The Zobor Documents (Slovak: Zoborská listina, zobori oklevelek; also known as the Zobor Deeds) are the two oldest preserved original documents from the territory of Slovakia. They were created in 1111 and 1113 by order of Coloman, King of Hungary in the Benedictine Abbey of St. Hyppolite in Zobor near Nitra.

They concerned property matters of the Zobor convent and for many of the villages mentioned in the documents they represent the first written mention. The documents contains the names of over 150 rivers, districts and villages located mainly in the territory of the Nitra region.

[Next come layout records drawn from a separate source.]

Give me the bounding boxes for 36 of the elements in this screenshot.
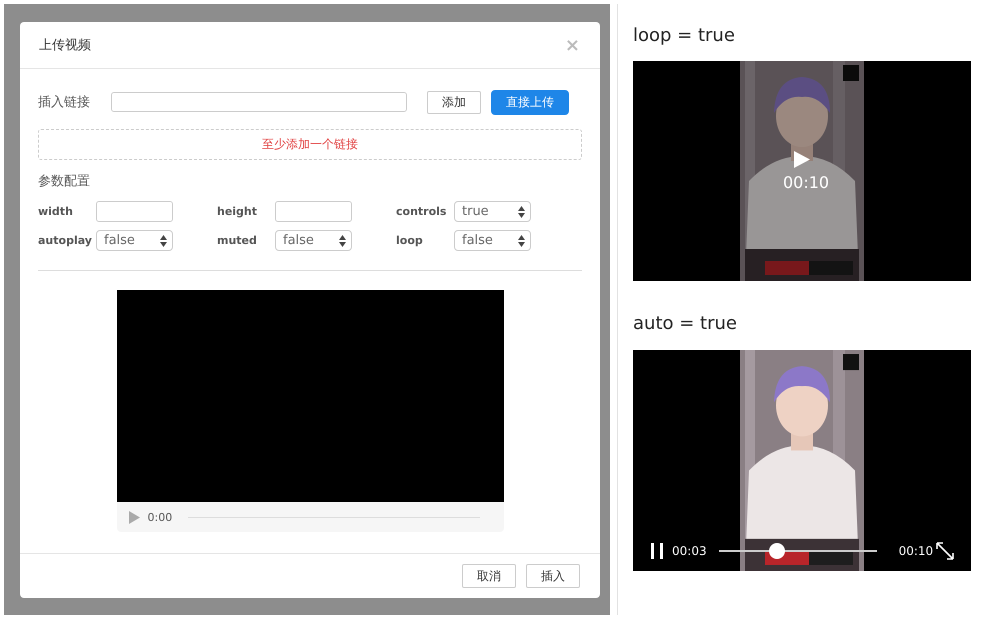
field-label: loop [396,234,424,247]
up-down-arrows-icon [160,234,167,246]
video-duration: 00:10 [783,173,830,192]
play-icon[interactable] [794,151,810,168]
field-label: width [38,205,74,218]
fullscreen-icon[interactable] [935,541,955,561]
text-field[interactable] [275,201,352,222]
link-field[interactable] [111,92,407,112]
select-field[interactable]: false [275,230,352,251]
select-field[interactable]: false [96,230,173,251]
section-caption: auto = true [633,313,737,334]
field-label: muted [217,234,258,247]
section-title: 参数配置 [38,173,91,190]
section-caption: loop = true [633,25,735,46]
dialog-title: 上传视频 [39,37,91,54]
select-field[interactable]: false [454,230,531,251]
field-label: autoplay [38,234,93,247]
video-duration: 00:10 [898,544,934,558]
up-down-arrows-icon [518,206,525,218]
pause-icon[interactable] [650,543,664,559]
up-down-arrows-icon [339,234,346,246]
current-time: 0:00 [148,510,172,524]
slider-thumb[interactable] [769,543,786,559]
field-label: height [217,205,258,218]
dialog-button[interactable]: 插入 [526,564,580,588]
select-field[interactable]: true [454,201,531,222]
field-label: 插入链接 [38,94,91,111]
upload-button[interactable]: 直接上传 [491,90,569,114]
up-down-arrows-icon [518,234,525,246]
add-button[interactable]: 添加 [427,90,481,114]
warning-text: 至少添加一个链接 [262,136,358,153]
field-label: controls [396,205,448,218]
text-field[interactable] [96,201,173,222]
dialog-button[interactable]: 取消 [462,564,516,588]
current-time: 00:03 [672,544,707,558]
play-icon[interactable] [128,510,140,524]
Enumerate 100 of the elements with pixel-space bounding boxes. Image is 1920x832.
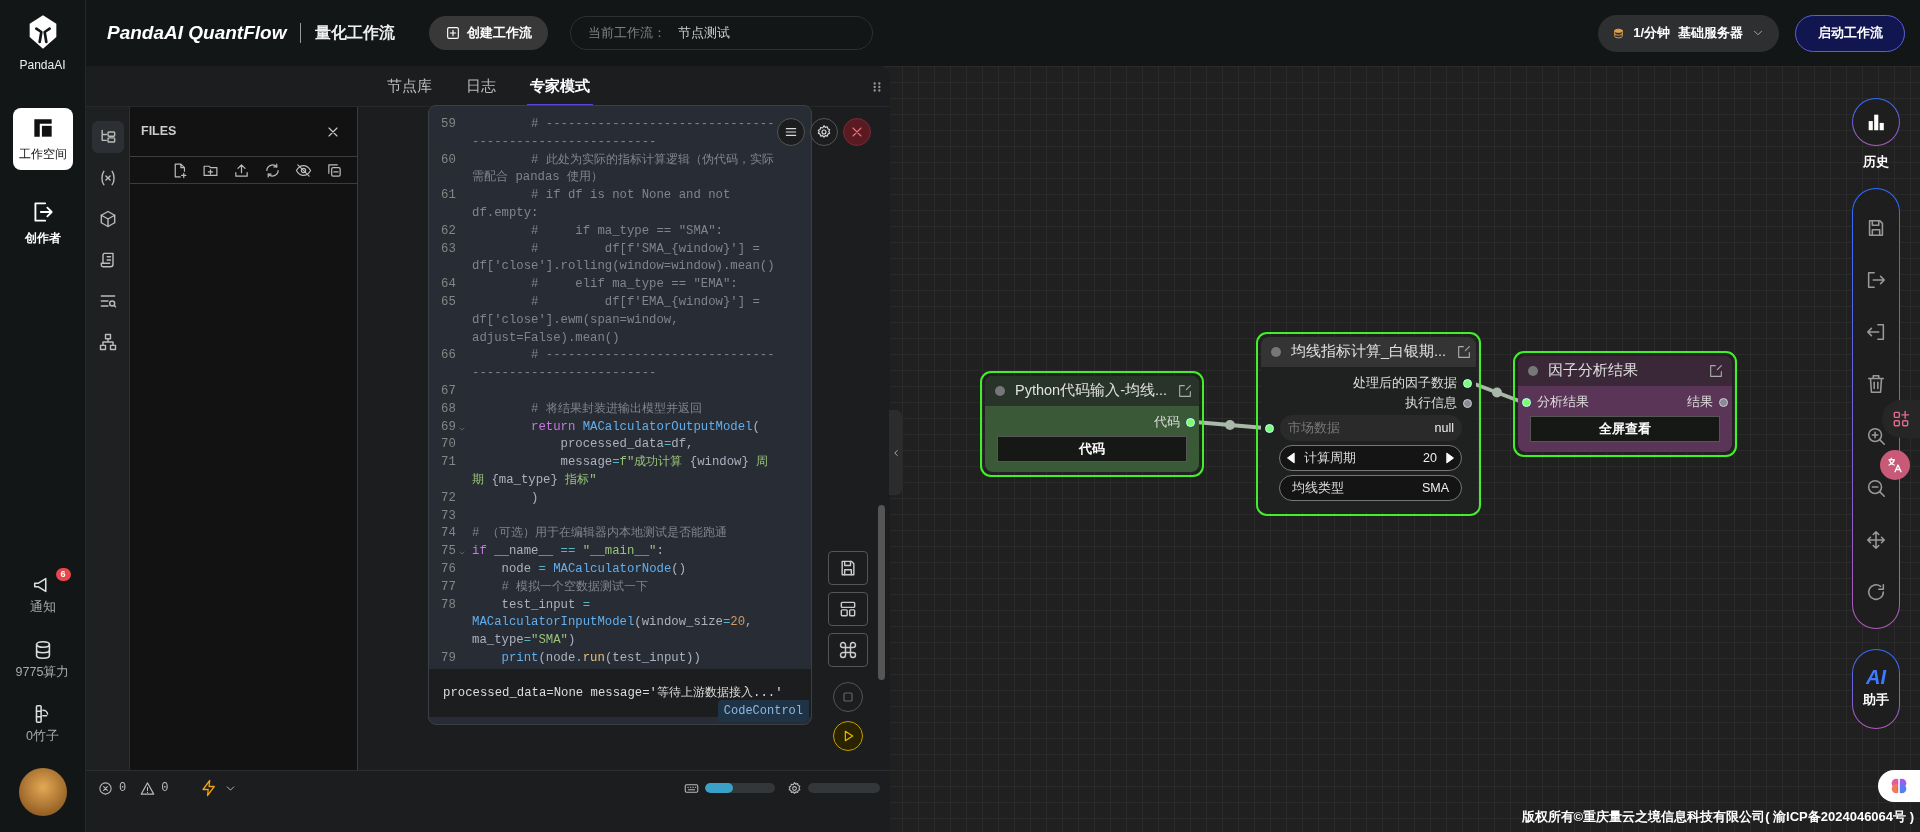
- app-title: PandaAI QuantFlow: [107, 20, 287, 45]
- files-title: FILES: [141, 123, 177, 141]
- node-button[interactable]: 代码: [997, 436, 1187, 462]
- code-line: test_input = MACalculatorInputModel(window_size=20, ma_type="SMA"): [472, 596, 754, 650]
- code-line: # 此处为实际的指标计算逻辑（伪代码，实际需配合 pandas 使用）: [472, 151, 775, 187]
- refresh-icon[interactable]: [264, 161, 281, 179]
- line-number: 79: [441, 649, 456, 667]
- collapse-icon[interactable]: [326, 161, 343, 179]
- nav-item[interactable]: 创作者: [12, 192, 73, 254]
- dropdown[interactable]: 均线类型 SMA: [1279, 475, 1462, 501]
- move-icon[interactable]: [1865, 528, 1887, 551]
- code-control-tag: CodeControl: [717, 700, 809, 722]
- apps-icon[interactable]: [1891, 409, 1911, 429]
- status-dot: [995, 386, 1005, 396]
- rail-label[interactable]: 通知: [29, 597, 56, 617]
- panel-tab[interactable]: 日志: [448, 66, 513, 106]
- line-number: 70: [441, 436, 456, 454]
- node-card[interactable]: Python代码输入-均线... 代码 代码: [980, 371, 1204, 477]
- history-button[interactable]: [1852, 98, 1900, 146]
- line-number: 72: [441, 489, 456, 507]
- output-label: 结果: [1687, 393, 1713, 411]
- line-number: 66: [441, 347, 456, 365]
- panel-tab[interactable]: 节点库: [369, 66, 449, 106]
- code-line: # if ma_type == "SMA":: [530, 222, 724, 240]
- line-number: 77: [441, 578, 456, 596]
- line-number: 68: [441, 400, 456, 418]
- copyright-text: 版权所有©重庆量云之境信息科技有限公司( 渝ICP备2024046064号 ): [1521, 807, 1914, 826]
- assistant-button[interactable]: AI 助手: [1852, 648, 1900, 729]
- line-number: 73: [441, 507, 456, 525]
- status-dot: [1528, 366, 1538, 376]
- code-line: ): [530, 489, 540, 507]
- socket[interactable]: [1463, 398, 1472, 408]
- settings-icon[interactable]: [816, 124, 832, 140]
- translate-icon[interactable]: [1886, 456, 1904, 474]
- command-icon[interactable]: [838, 640, 858, 660]
- line-number: 63: [441, 240, 456, 258]
- node-title: Python代码输入-均线...: [1015, 381, 1168, 401]
- status-dot: [1271, 347, 1281, 357]
- code-line: # --------------------------------------------------------: [472, 116, 776, 151]
- code-line: # （可选）用于在编辑器内本地测试是否能跑通: [472, 525, 728, 543]
- upload-icon[interactable]: [233, 161, 250, 179]
- line-number: 64: [441, 276, 456, 294]
- line-number: 61: [441, 187, 456, 205]
- decrement-icon[interactable]: [1284, 451, 1298, 465]
- layout-icon[interactable]: [838, 599, 858, 619]
- node-title: 均线指标计算_白银期...: [1291, 342, 1447, 362]
- line-number: 75: [441, 543, 456, 561]
- plus-icon: [445, 25, 462, 41]
- history-label: 历史: [1863, 154, 1889, 171]
- logo-text: PandaAI: [19, 57, 66, 74]
- output-label: 代码: [1154, 413, 1180, 431]
- line-number: 62: [441, 222, 456, 240]
- node-button[interactable]: 全屏查看: [1530, 416, 1720, 442]
- line-number: 59: [441, 116, 456, 133]
- input-slot: 市场数据 null: [1280, 415, 1462, 441]
- server-selector[interactable]: 1/分钟 基础服务器: [1598, 14, 1779, 52]
- code-line: # elif ma_type == "EMA":: [530, 276, 739, 294]
- scrollbar[interactable]: [878, 505, 885, 680]
- node-card[interactable]: 均线指标计算_白银期... 处理后的因子数据 执行信息 市场数据 null 计算周期 20 均线类型 SMA: [1256, 332, 1481, 516]
- error-icon[interactable]: [98, 780, 113, 796]
- code-editor[interactable]: [428, 105, 812, 725]
- app-subtitle: 量化工作流: [315, 23, 396, 43]
- increment-icon[interactable]: [1443, 451, 1457, 465]
- code-line: if __name__ == "__main__":: [472, 543, 665, 561]
- code-line: # df[f'EMA_{window}'] = df['close'].ewm(span=window, adjust=False).mean(): [472, 293, 761, 347]
- create-workflow-button[interactable]: 创建工作流: [429, 16, 549, 50]
- error-count: 0: [119, 780, 127, 797]
- edit-icon[interactable]: [1708, 363, 1724, 379]
- save-icon[interactable]: [838, 558, 858, 578]
- code-line: # if df is not None and not df.empty:: [472, 187, 732, 222]
- code-line: return MACalculatorOutputModel(: [530, 418, 761, 436]
- warning-icon[interactable]: [140, 780, 156, 796]
- avatar[interactable]: [18, 768, 67, 816]
- code-line: print(node.run(test_input)): [500, 649, 702, 667]
- warning-count: 0: [161, 780, 169, 797]
- line-number: 71: [441, 454, 456, 472]
- number-stepper[interactable]: 计算周期 20: [1279, 445, 1462, 471]
- edit-icon[interactable]: [1177, 383, 1194, 399]
- hierarchy-icon[interactable]: [97, 332, 118, 352]
- node-card[interactable]: 因子分析结果 分析结果 结果 全屏查看: [1513, 351, 1737, 457]
- trash-icon[interactable]: [1865, 372, 1887, 395]
- rail-label[interactable]: 9775算力: [15, 662, 70, 682]
- notification-badge: 6: [55, 567, 71, 581]
- meter-track: [808, 783, 880, 793]
- coin-icon: [1612, 26, 1626, 40]
- line-number: 69: [441, 418, 456, 436]
- output-label: 执行信息: [1405, 394, 1457, 412]
- line-number: 67: [441, 382, 456, 400]
- start-workflow-button[interactable]: 启动工作流: [1795, 14, 1905, 52]
- code-line: message=f"成功计算 {window} 周期 {ma_type} 指标": [472, 454, 770, 489]
- rail-label[interactable]: 0竹子: [26, 727, 59, 746]
- line-number: 65: [441, 293, 456, 311]
- edit-icon[interactable]: [1456, 344, 1473, 360]
- input-label: 分析结果: [1537, 393, 1589, 411]
- settings-icon[interactable]: [787, 780, 802, 796]
- code-line: # 模拟一个空数据测试一下: [500, 578, 650, 596]
- code-line: processed_data=df,: [559, 436, 695, 454]
- code-line: # --------------------------------------------------------: [472, 347, 776, 383]
- nav-item[interactable]: 工作空间: [12, 108, 73, 170]
- hide-icon[interactable]: [295, 161, 312, 179]
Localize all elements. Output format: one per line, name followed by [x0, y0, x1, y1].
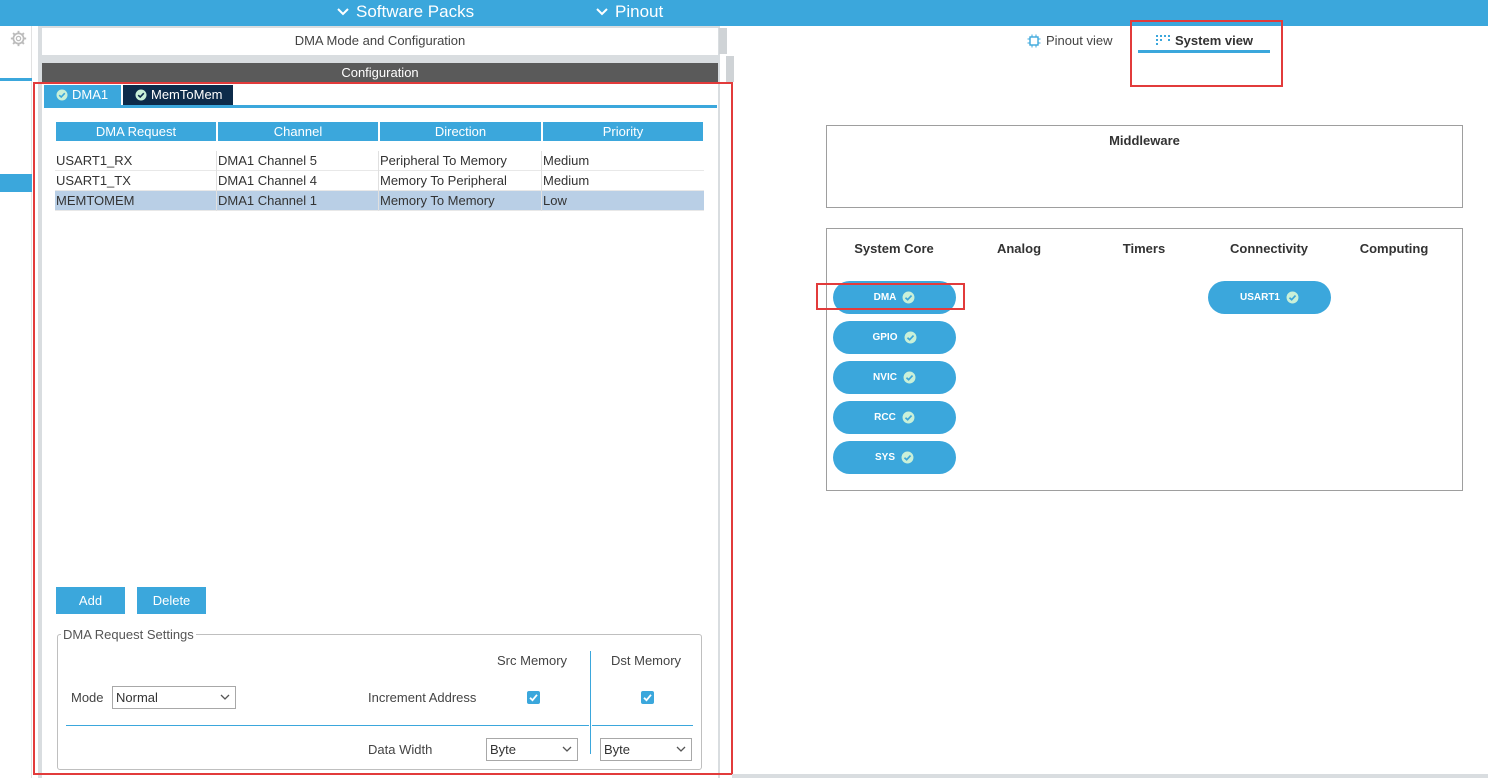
pill-label: USART1	[1239, 292, 1280, 303]
gear-icon[interactable]	[10, 30, 27, 47]
pill-label: GPIO	[872, 332, 898, 343]
chip-icon	[1027, 34, 1041, 48]
gpio-button[interactable]: GPIO	[833, 321, 956, 354]
chevron-down-icon	[596, 8, 608, 16]
pinout-menu[interactable]: Pinout	[595, 0, 663, 24]
pinout-label: Pinout	[615, 2, 664, 21]
check-circle-icon	[1286, 291, 1299, 304]
middleware-title: Middleware	[1109, 133, 1180, 148]
category-analog: Analog	[996, 241, 1042, 256]
pinout-view-label: Pinout view	[1046, 33, 1113, 48]
bottom-border	[732, 774, 1488, 778]
highlight-configuration-area	[33, 82, 733, 775]
software-packs-label: Software Packs	[356, 2, 475, 21]
configuration-header: Configuration	[42, 63, 718, 82]
tab-pinout-view[interactable]: Pinout view	[1027, 32, 1112, 50]
highlight-dma-button	[816, 283, 965, 310]
check-circle-icon	[903, 371, 916, 384]
splitter-handle[interactable]	[726, 56, 734, 82]
left-sidebar-strip	[0, 26, 32, 778]
pill-label: SYS	[874, 452, 895, 463]
sidebar-active-marker[interactable]	[0, 174, 32, 192]
rcc-button[interactable]: RCC	[833, 401, 956, 434]
software-packs-menu[interactable]: Software Packs	[336, 0, 474, 24]
category-system-core: System Core	[854, 241, 934, 256]
splitter-handle[interactable]	[719, 28, 727, 54]
nvic-button[interactable]: NVIC	[833, 361, 956, 394]
check-circle-icon	[901, 451, 914, 464]
category-computing: Computing	[1359, 241, 1429, 256]
pill-label: NVIC	[873, 372, 897, 383]
highlight-system-view	[1130, 20, 1283, 87]
sidebar-separator	[0, 78, 32, 81]
panel-title: DMA Mode and Configuration	[42, 28, 718, 55]
check-circle-icon	[904, 331, 916, 344]
check-circle-icon	[902, 411, 915, 424]
chevron-down-icon	[337, 8, 349, 16]
category-connectivity: Connectivity	[1229, 241, 1308, 256]
sys-button[interactable]: SYS	[833, 441, 956, 474]
pill-label: RCC	[874, 412, 896, 423]
category-timers: Timers	[1122, 241, 1166, 256]
usart1-button[interactable]: USART1	[1208, 281, 1331, 314]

It is a part of the Cultural Heritage Monuments of Slovakia.

== Documents ==

=== Zobor charter from 1111 ===
The first charter (issued on September 1, 1111) concerned a dispute over the collection of tolls and tithes between the Zobor Monastery of St. Hippolytus and the royal toll collectors. In this document, King Coloman confirms the right of the Zobor Abbey to the properties of subjects in western and central Slovakia. These properties were received by the Zobor Benedictines from King Stephen I. The charter was probably written by a member of the chapter, the grammarian Willermus, who also taught writing here, which proves that there was already a school in Zobor at that time. It probably followed on from the Great Moravian academy, which was run by Bishop Viching after Methodius' departure.

=== Zobor charter from 1113 ===
The second charter, dated 1113, contains an inventory of the property of the Zobor Abbey. Given that the charter lists over 150 villages and various landmarks in their territories, it is an exceptionally valuable topography of the entire western Slovakia at the beginning of the 12th century. It also testifies to the organization of church life by Benedictine monks. The Benedictine monastery of St. Hippolytus at the foot of Zobor was the oldest in Slovakia and disappeared during the reign of King Matthias Corvinus. Among the names of persons and names of villages listed in the charters, the most are Slovak, then German and Latinized. This proves that even in the 12th century, long after the collapse of Svatopluk's empire, the Nitra lordship was an important center of Slovak ethnogenesis and also testifies to the gradual integration of non-Slavic ethnic groups into the Slavic environment and the administrative and religious-cultural structures created by it. The documents do not mention Hungarian names, which proves that Nitra, as a former central government center, retained its Slovak character in the 12th and probably also in the middle of the 13th century. According to historians, both Zobor documents were written by scribes of the Benedictine abbey in Zobor or in the Nitra chapter. Paleographic analysis indicates that the documents were written by monks from the French-German border. The influence of French and German orthography causes frequent distortion of Slovak names of villages, rivers, mountains and other geographical locations.

The Zobor documents have been preserved in their original form, the first is damaged and the second is relatively preserved on parchment, and are stored in the archives of the Nitra Diocese.

== Legacy ==
In 2011, the National Bank of Slovakia issued a silver collector coin with a nominal value of 10 euros on the occasion of the 900th anniversary of the first Zobor charter. The author of the design is Peter Valach and the coin was minted at the Kremnica mint.